At last we are waking up to the facts. We have Fast Food Nation, The Omnivore’s Dilemma, Meet Your Meat, Food, Inc., Jamie Oliver’s Food Revolution and now Animal Factory among some of the great books, films and series to thank for enlightening us on the true provenance of our food.
The latest book, and the subject of this post, is Animal Factory by David Kirby, author and investigative reporter. This book is an outstanding, voluminous piece of research into the inhumanity (in every sense of the word) of agribusiness. Its focus is not so much on the aberrant treatment of farm animals as much as a look into the actual cost of CAFOs (Concentrated Animal Feeding Operations) on human health, air, water and ground pollution.
Here’s an excerpt of the book that peels the cover on the dirty “little” secret of the huge impact that animal factories and animal waste has on humans, wildlife and communities. Consider this:
- Each year, the United States produces more than one ton of “dry matter” (the portion remaining after water is removed) animal waste for every resident, and animal feeding operations yield one hundred times more waste than all U.S. human sewage treatment plants.
- While human sewage is treated to kill pathogens, animal waste is not. Hog manure has ten to one hundred times more concentrated pathogens than human waste, yet the law would never permit untreated human waste to be kept in vast “lagoons,” or sprayed onto fields, as is the case with manure.
- Manure can contain pathogens, antibiotics, drug-resistant bacteria, hormones, heavy metals, and other compounds that can seriously impact human health, aquatic life, and wildlife when introduced into the environment, according to the U.S. Environmental Protection Agency (EPA).
- The eastern shore of the Chesapeake Bay produces one million tons of manure a year, enough to fill a football stadium “to the top row, including all the concourses, locker rooms, and concession areas.”

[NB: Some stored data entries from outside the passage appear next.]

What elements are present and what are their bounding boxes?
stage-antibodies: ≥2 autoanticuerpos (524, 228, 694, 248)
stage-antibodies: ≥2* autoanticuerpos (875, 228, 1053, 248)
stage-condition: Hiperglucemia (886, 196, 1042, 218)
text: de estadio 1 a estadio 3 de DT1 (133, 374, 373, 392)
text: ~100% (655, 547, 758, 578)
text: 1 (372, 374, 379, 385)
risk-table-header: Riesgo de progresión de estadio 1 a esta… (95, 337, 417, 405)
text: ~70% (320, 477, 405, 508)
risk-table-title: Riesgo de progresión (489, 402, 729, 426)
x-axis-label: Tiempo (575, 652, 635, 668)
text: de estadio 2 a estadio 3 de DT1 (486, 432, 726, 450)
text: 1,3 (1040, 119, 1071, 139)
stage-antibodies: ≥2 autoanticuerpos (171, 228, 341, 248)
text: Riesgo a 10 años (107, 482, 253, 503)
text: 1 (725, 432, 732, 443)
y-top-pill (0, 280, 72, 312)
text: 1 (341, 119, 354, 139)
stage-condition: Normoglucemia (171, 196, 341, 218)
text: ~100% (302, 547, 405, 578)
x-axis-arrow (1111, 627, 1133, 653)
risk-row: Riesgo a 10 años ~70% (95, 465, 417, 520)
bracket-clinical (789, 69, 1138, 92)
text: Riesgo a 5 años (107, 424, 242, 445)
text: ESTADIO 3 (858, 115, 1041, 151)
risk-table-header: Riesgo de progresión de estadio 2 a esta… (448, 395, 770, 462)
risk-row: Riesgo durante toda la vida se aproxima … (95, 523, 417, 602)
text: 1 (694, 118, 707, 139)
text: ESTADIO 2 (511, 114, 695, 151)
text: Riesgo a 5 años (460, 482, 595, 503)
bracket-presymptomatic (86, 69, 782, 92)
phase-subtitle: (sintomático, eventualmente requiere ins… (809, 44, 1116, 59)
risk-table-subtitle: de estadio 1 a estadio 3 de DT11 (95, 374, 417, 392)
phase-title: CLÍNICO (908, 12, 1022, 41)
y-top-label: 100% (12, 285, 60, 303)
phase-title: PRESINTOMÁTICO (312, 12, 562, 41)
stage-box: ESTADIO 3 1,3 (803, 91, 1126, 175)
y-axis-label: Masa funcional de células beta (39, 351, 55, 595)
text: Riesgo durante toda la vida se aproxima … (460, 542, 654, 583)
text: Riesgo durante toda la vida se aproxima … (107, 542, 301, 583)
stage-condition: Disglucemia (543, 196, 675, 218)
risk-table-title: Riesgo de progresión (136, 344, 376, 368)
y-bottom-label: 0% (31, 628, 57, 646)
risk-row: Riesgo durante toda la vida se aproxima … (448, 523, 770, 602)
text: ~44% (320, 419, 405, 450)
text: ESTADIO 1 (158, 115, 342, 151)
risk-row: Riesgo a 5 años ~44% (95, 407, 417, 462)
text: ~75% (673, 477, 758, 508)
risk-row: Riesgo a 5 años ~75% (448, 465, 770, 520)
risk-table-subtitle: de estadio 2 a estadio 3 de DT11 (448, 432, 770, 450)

- Agricultural waste is the number-one form of well-water contaminants in the United States, where at least 4.5 million people are exposed to dangerously high nitrate levels in their drinking water.
- A Centers for Disease Control (CDC) study of well water in nine Midwestern states showed that 13 percent of the supply had nitrate levels above the EPA standard of ten milligrams per liter.

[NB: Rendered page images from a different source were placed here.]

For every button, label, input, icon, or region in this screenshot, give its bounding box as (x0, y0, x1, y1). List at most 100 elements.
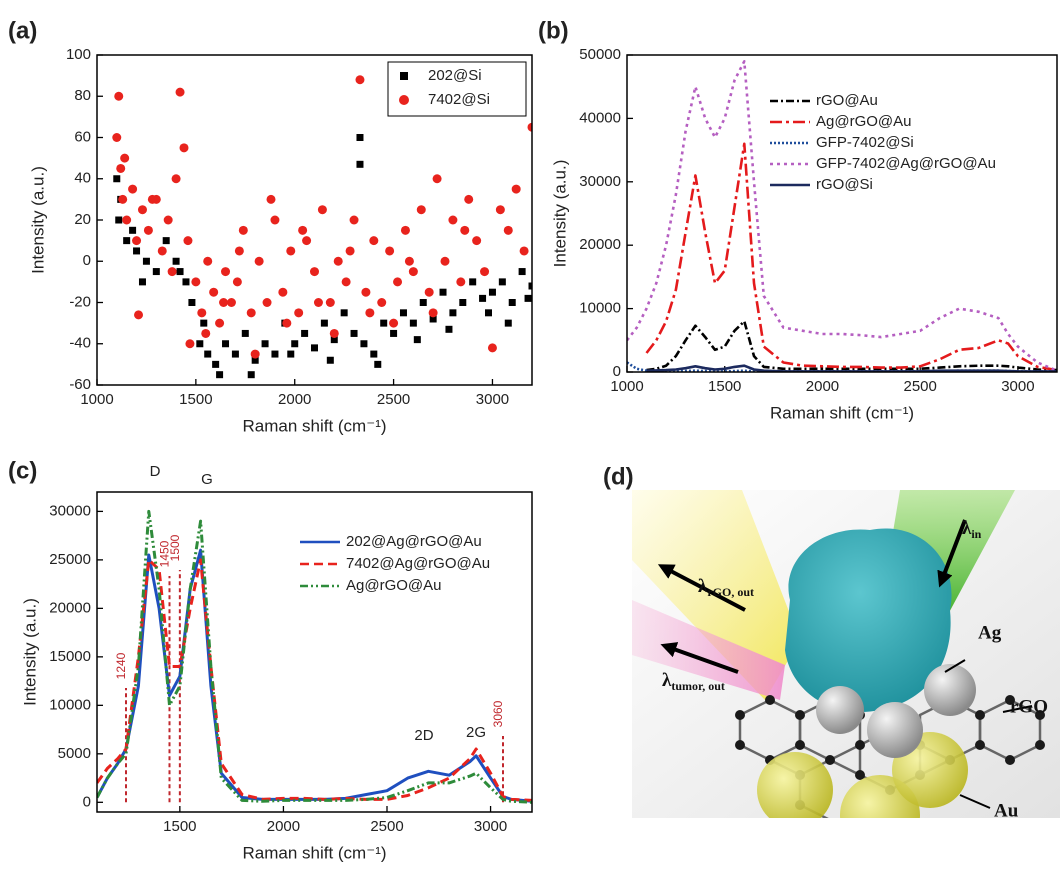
frame (96, 491, 533, 813)
point (123, 237, 131, 245)
reference-label: 1450 (158, 540, 172, 567)
annotation: D (150, 463, 161, 480)
y-axis-title: Intensity (a.u.) (28, 166, 47, 274)
point (137, 205, 147, 215)
point (254, 256, 264, 266)
symbol: λ (698, 576, 708, 597)
point (380, 319, 388, 327)
point (459, 299, 467, 306)
point (143, 225, 153, 235)
series-line (97, 509, 532, 804)
au-particles (757, 732, 968, 818)
point (222, 340, 230, 348)
y-tick-label: 30000 (49, 502, 91, 519)
point (188, 299, 196, 306)
point (209, 287, 219, 297)
x-tick-label: 2500 (370, 818, 403, 835)
point (250, 349, 260, 359)
point (419, 299, 427, 306)
illustration (632, 490, 1060, 818)
y-tick-label: 80 (74, 87, 91, 104)
plot-area (97, 509, 532, 804)
legend-label: 7402@Ag@rGO@Au (346, 555, 490, 572)
y-tick-label: 60 (74, 128, 91, 145)
point (439, 288, 447, 296)
point (171, 174, 181, 184)
reference-label: 3060 (491, 700, 505, 727)
point (238, 225, 248, 235)
point (495, 205, 505, 215)
label-rgo-out: λrGO, out (698, 576, 754, 598)
point (226, 298, 236, 307)
point (385, 246, 395, 256)
x-tick-label: 2000 (806, 378, 839, 395)
point (129, 226, 137, 234)
legend-label: Ag@rGO@Au (816, 113, 911, 130)
point (310, 267, 319, 277)
point (413, 336, 421, 344)
point (118, 194, 128, 204)
chart: (c) Raman shift (cm⁻¹) Intensity (a.u.) 150… (8, 457, 533, 862)
x-tick-label: 3000 (1001, 378, 1034, 395)
point (185, 339, 195, 349)
point (432, 174, 442, 184)
point (162, 237, 170, 245)
y-tick-label: 10000 (49, 696, 91, 713)
point (113, 175, 121, 183)
point (479, 294, 487, 302)
point (196, 340, 204, 348)
x-tick-label: 3000 (476, 391, 509, 408)
protein (785, 528, 952, 712)
point (200, 319, 208, 327)
point (313, 298, 323, 307)
ag-particles (816, 664, 976, 758)
y-tick-label: 15000 (49, 648, 91, 665)
point (286, 246, 296, 256)
x-tick-label: 2500 (377, 391, 410, 408)
y-tick-label: 20000 (49, 599, 91, 616)
label-ag: Ag (978, 622, 1002, 643)
legend-label: rGO@Si (816, 176, 873, 193)
point (134, 310, 144, 320)
point (270, 215, 280, 225)
point (472, 236, 482, 246)
point (298, 225, 308, 235)
legend-label: GFP-7402@Ag@rGO@Au (816, 155, 996, 172)
point (498, 278, 506, 286)
point (197, 308, 207, 318)
legend-marker (399, 95, 409, 105)
point (519, 246, 529, 256)
point (203, 256, 213, 266)
point (356, 160, 364, 168)
panel-label: (c) (8, 457, 37, 484)
y-tick-label: 50000 (579, 46, 621, 63)
point (246, 308, 256, 318)
y-axis-title: Intensity (a.u.) (20, 598, 39, 706)
point (428, 308, 438, 318)
point (172, 257, 180, 265)
point (317, 205, 327, 215)
y-axis-title: Intensity (a.u.) (550, 160, 569, 268)
label-au: Au (994, 800, 1019, 821)
point (524, 294, 532, 302)
point (360, 340, 368, 348)
point (448, 215, 458, 225)
label-tumor-out: λtumor, out (662, 670, 725, 692)
legend-marker (400, 72, 408, 80)
point (183, 236, 193, 246)
point (266, 194, 276, 204)
point (511, 184, 521, 194)
point (157, 246, 167, 256)
x-tick-label: 1500 (708, 378, 741, 395)
y-tick-label: 25000 (49, 551, 91, 568)
y-tick-label: 30000 (579, 173, 621, 190)
point (399, 309, 407, 317)
point (460, 225, 470, 235)
symbol: λ (662, 670, 672, 691)
point (370, 350, 378, 358)
point (504, 319, 512, 327)
y-tick-label: -60 (69, 376, 91, 393)
point (374, 360, 382, 368)
point (232, 277, 242, 287)
point (424, 287, 434, 297)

- Feedlot odors contain some 170 separate chemicals, many of them known to cause respiratory ailments, diarrhea, depression, violent behavior, and other health problems.Rearing cattle produces more greenhouse gases than cars, a UN report warns.
Kirby states:
What I see happening is a slow-burn consumer revolt — one that is already under way and profiled in my book — in which big producers are obliged to make more and more concessions in terms of animal welfare, antibiotic use, environmental controls, fair labor practices, and so on. Public pressure comes in many forms: at the ballot box, the statehouse, the courthouse, the White House, and the supermarket. Consumers have more power than they realize. If they demand an even playing field that allows smaller, independent local producers to enter the food supply chain, it will happen, and those farms will flourish.
Let’s spread the word. As Kirby mentions, the following clichés work: As consumers, we get a say, a vote with every dollar that we spend. Time to tell Big Agra how we feel about all this. READ THE BOOK(S) & PASS IT ON!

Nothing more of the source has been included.